Assemblée nationale
Déposé sur le texte « Visant à offrir des réponses immédiates aux phénomènes troublant l’ordre public, la sécurité et la tranquillité de nos concitoyens »
Comprendre · Ce que ça change au texte
Statistiques établies depuis le 18 juillet 2024, ouverture de la 17e législature élue après la dissolution du 9 juin 2024. Les rapports de force antérieurs à la dissolution ne sont pas couverts.
Avant
Aucun extrait antérieur attribuable avec certitude.
Modification proposée
Rétablir cet article dans la rédaction suivante : « L’article L. 211‑7 du code de la sécurité intérieure est ainsi modifié : « 1° Le second alinéa est complété par une phrase ainsi rédigée : « Les décisions prises pour assurer l’effectivité de l’interdiction sont exécutoires d’office. » ; « 2° Il est ajouté un alinéa ainsi rédigé : « Le deuxième alinéa de l’article L. 211‑11 est applicable, y compris lorsque le rassemblement musical n’a pas été déclaré. »
Modification proposée dans le dispositif officiel · ARTICLE 2 BIS.
La majorité des rave-parties sont organisées en dépit des arrêtés d’interdiction pris par les préfets.

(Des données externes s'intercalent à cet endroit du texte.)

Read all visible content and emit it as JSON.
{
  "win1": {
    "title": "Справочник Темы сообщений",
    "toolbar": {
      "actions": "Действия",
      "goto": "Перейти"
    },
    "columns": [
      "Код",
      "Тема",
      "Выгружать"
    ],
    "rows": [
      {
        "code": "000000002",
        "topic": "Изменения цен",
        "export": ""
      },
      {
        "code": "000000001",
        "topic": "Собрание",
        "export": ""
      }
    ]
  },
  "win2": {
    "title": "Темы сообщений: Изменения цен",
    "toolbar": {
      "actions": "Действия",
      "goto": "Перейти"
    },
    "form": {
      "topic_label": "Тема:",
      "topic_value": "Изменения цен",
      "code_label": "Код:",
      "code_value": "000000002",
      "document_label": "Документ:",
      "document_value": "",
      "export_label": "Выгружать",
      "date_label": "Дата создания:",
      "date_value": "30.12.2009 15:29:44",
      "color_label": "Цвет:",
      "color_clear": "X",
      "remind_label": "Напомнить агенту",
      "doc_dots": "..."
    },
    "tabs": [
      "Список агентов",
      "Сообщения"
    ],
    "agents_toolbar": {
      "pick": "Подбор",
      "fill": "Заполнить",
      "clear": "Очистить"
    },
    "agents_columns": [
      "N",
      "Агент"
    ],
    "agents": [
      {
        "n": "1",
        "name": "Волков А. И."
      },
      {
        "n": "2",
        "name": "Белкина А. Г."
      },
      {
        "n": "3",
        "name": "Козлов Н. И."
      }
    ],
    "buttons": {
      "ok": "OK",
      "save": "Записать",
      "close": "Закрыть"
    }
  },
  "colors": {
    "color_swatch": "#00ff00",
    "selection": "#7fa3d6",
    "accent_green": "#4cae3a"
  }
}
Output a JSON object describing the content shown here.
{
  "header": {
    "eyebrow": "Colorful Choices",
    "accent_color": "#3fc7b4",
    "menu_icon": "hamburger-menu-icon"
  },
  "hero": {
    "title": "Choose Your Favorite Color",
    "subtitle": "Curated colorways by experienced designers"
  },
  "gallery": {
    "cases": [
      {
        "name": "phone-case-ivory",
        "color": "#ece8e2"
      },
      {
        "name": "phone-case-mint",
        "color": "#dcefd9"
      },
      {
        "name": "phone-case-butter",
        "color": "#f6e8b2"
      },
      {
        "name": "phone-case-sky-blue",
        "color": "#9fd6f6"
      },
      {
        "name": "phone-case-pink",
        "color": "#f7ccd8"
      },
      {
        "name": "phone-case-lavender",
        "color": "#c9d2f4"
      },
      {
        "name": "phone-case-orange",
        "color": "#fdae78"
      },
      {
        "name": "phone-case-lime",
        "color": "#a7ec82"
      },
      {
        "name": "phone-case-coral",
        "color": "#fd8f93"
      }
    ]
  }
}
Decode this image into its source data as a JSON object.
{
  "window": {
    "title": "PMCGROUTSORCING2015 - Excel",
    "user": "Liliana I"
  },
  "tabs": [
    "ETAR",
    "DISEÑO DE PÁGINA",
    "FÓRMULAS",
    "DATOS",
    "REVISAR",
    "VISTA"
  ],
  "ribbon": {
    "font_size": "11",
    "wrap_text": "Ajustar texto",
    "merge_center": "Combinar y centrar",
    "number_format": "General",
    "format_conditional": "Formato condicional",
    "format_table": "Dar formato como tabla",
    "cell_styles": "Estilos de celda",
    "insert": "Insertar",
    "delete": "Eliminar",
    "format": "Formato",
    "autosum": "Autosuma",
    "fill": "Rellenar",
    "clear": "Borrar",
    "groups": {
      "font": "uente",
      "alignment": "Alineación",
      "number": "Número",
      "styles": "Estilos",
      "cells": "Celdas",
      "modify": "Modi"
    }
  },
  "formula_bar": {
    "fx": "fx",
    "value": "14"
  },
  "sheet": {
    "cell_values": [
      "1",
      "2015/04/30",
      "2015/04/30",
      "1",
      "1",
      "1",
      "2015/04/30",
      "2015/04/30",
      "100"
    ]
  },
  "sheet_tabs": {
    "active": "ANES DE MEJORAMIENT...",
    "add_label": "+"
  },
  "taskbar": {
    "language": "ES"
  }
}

Dans ce contexte, afin de renforcer l’efficacité de la lutte contre les rassemblements illicites, il apparaît nécessaire de consolider les pouvoirs de police administrative. Le présent article prévoit ainsi de rendre exécutoires d’office les mesures prises par les préfets en vue de faire respecter ces interdictions. Les forces de l’ordre seraient ainsi en mesure d’intervenir sans délai afin d’empêcher la tenue des rassemblements, notamment par le blocage des accès aux terrains concernés. Il prévoit également la mise à la charge des organisateurs des frais engagés par l’État pour la sécurisation de ces rassemblements. Il est en effet légitime que le coût des interventions publiques nécessaires soit supporté par les organisateurs eux-mêmes, et non par le contribuable.